Airborne Ash Detection Made Easy

Ogle’s expertise helps airline to deliver new ash detector concept to market

The most recent volcanic eruption from Grimsvoetn, South East Iceland, has reportedly expelled more ash in to the atmosphere in the first 24 hours than Eyjafjoell did over the course of 40 days in 2010, according to official calculations.

Background

Consequently one would expect an increase in the disruption caused to the travel industry and the economy. However, that has not proved to be the case due to a number of factors, not least of which are the new rules for airlines and airborne ash detection systems. April 2010 was a month that few air travellers will forget in a hurry.
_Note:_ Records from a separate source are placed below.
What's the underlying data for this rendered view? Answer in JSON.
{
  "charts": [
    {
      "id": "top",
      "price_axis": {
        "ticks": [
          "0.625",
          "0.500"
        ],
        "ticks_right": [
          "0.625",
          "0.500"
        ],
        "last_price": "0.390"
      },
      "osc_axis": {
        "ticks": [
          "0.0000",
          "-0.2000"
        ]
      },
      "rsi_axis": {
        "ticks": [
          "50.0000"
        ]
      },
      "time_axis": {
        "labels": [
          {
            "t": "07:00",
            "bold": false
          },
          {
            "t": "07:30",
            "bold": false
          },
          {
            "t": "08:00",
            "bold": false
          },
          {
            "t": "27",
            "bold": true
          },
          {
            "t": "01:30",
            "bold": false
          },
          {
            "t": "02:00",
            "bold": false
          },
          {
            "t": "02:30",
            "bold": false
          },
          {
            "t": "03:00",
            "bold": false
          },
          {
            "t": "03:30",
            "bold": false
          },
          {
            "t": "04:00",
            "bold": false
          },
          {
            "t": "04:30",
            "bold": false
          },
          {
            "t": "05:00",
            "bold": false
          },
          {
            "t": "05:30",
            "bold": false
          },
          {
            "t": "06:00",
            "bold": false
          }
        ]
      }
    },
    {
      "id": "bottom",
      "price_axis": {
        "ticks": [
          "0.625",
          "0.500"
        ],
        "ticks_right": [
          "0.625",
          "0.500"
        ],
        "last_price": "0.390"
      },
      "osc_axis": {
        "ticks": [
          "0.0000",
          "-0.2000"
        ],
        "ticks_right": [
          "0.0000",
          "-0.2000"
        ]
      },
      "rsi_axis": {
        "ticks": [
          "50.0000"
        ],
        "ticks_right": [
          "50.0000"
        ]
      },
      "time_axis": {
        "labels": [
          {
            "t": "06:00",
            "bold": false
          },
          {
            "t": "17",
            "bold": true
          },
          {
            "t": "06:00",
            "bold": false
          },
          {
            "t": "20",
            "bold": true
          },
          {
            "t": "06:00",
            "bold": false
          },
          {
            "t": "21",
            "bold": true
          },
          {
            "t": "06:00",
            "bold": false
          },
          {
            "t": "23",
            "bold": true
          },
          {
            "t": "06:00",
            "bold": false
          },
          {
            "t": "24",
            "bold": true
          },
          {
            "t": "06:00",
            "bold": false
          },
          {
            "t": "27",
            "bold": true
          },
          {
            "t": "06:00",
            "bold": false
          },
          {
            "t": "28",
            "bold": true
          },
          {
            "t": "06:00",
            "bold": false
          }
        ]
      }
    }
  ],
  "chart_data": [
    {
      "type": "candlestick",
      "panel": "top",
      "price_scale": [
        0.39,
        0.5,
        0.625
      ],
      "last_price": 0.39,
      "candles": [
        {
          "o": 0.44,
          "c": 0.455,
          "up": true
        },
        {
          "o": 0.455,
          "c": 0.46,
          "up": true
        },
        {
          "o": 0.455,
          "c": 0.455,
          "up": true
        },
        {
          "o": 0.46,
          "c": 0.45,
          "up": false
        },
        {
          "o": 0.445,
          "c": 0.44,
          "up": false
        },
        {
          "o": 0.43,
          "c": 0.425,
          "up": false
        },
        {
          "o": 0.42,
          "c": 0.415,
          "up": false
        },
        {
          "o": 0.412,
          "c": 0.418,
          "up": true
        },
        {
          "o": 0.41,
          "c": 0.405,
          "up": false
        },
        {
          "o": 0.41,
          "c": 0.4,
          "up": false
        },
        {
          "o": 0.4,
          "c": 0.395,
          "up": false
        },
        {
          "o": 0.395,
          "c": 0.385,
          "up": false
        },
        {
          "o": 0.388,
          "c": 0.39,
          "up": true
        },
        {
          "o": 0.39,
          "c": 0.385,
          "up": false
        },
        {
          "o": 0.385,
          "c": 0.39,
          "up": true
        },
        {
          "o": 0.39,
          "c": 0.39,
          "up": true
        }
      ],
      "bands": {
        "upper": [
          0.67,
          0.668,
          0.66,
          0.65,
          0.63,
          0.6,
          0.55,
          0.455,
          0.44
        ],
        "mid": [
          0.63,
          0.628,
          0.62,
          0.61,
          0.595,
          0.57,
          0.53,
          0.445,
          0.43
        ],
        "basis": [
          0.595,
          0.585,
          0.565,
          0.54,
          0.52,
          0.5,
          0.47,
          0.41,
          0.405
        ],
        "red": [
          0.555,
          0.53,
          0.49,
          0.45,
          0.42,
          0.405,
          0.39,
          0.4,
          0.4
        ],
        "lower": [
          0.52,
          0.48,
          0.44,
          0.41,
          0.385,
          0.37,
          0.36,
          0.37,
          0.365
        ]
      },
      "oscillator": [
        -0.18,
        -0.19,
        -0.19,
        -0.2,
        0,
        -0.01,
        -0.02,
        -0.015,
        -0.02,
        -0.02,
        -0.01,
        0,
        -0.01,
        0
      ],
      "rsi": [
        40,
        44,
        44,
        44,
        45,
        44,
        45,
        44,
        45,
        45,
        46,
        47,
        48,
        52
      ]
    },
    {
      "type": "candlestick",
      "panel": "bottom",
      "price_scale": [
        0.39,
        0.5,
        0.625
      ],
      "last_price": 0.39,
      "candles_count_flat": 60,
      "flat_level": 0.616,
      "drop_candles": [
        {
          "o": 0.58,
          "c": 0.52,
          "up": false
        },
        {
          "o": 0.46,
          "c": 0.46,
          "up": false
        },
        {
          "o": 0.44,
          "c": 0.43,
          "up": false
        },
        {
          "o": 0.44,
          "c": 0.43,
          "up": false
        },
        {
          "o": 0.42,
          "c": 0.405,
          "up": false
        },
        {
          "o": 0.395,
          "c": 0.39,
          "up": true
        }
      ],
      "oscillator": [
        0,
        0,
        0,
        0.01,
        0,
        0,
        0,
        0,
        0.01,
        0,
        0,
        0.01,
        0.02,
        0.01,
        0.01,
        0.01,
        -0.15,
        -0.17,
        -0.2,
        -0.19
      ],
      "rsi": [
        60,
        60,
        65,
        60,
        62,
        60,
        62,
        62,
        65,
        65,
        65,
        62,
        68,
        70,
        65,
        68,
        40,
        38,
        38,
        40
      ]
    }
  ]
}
The two weeks that followed the volcanic eruption in Eyjafjoell, Iceland, on 14th April 2010 saw the skies above western and northern Europe come to a virtual standstill. The ash cloud that was carried by westerly winds across these regions caused travel and economic disruption on a huge scale with localized disruptions continuing for many more months.

The sole reason for the disruption was due to the fact that  volcanic ash is a major hazard to aircraft in flight. The heat generated by aircraft turbine engines melts the microscopic debris within the ash – irreparably damaging the engines and causing them to shut down. No airline could ever tolerate the risk.

However, the economic tumult of two weeks of cancelled flights brought many airlines to their knees – a new approach was needed that would keep planes in the air with no compromise to passenger safety in the event that ash clouds become a more common occurrence.

Airborne Volcanic Object Identifier and Detector AVOID

easyJet, one of the UK’s largest airlines, has recently unveiled a ground-breaking technology that will minimize future air travel disruption resulting from volcanic activity. easyJet has developed an ash detector based on new technology and will be the world’s first airline to trial it. Called AVOID – Airborne Volcanic Object Identifier and Detector – the system is essentially a radar for ash, installed on aircraft to alert pilots to the presence of ash and allow them to take evasive action.

The Challenge

easyJet approached Ogle Models & Prototypes with a specific brief to design and produce a concept model of the pod that was required to house the AVOID system. Ogle was selected as the partner of choice because of its excellent reputation for producing high quality models for aircraft applications. The company’s expertise with process and material selection for such applications, getting it right the first time and delivering within agreed lead times sets it apart within the sector.

Ogle was tasked with designing and producing the pod concept, a visual static model, which was to be attached to the wing tip of the aircraft. For the launch event the aircraft was an Airbus 340. The final brief was delivered in March and the pod was to be ready for 1st April ready for release on the 4th April. With such short lead times, the team at Ogle, led by Dave Orman, got to work immediately.

Dave brought in skilled product designer, Andy Kelly of Skywide Design, to produce the 3D CAD model. Supplied with a wing tip the team had to calculate accurate dimensions from which to create the design to ensure an exact fit when the model was built. With the design signed off by easyJet, Andy Kelly was able to supply full A surface data to Ogle, where the B surface data was completed ready for the build.

The process selected for the main body of the pod was CNC machining, whereby it was produced in two halves to allow for extensive material removal to aid weight reduction – an essential factor. The Ogle team CNC machined the main body of the Pod in a 0.7 Density Model board incorporating the fixing holes, which matched precisely those on the supplied wing tip. The full dimensions for the pod were 804 x 280 x 205 mm. Once the pod’s main body was fixed in place the model-board was hand blended to the shape of the wing tip. A removable panel, which was held in place by magnets, was used to access the fixing screws.

Ogle is fully committed to delivering projects on time, every time and this was no exception.

A key part of the pod concept development was the lens, behind which the cameras used to detect ash would be housed. Ogle built the lens using a completely clear material, called, unsurprisingly SLA Clear, on its in-house stereolithography (SLA) machine. The accuracy of SLA made it the ideal process for this model component. Ogle was then able to fit two model cameras behind the clear lens for the final model construction. All of the parts where then painted to match the easyJet brand and the company’s logo was applied as a vinyl.

Conclusion

The completed pod model was delivered to easyJet on 1st April as required and it was fitted to the aircraft used for the product launch without any problems. Ogle is fully committed to delivering projects on time, every time and this was no exception.

The first test flight is to be carried out by Airbus on behalf of easyJet using an Airbus 340 test aircraft in the very near future. Subject to the results of these tests, easyJet intends to trial the technology on its own aircraft with a view to installing it on enough aircraft to minimise any future disruption from ash.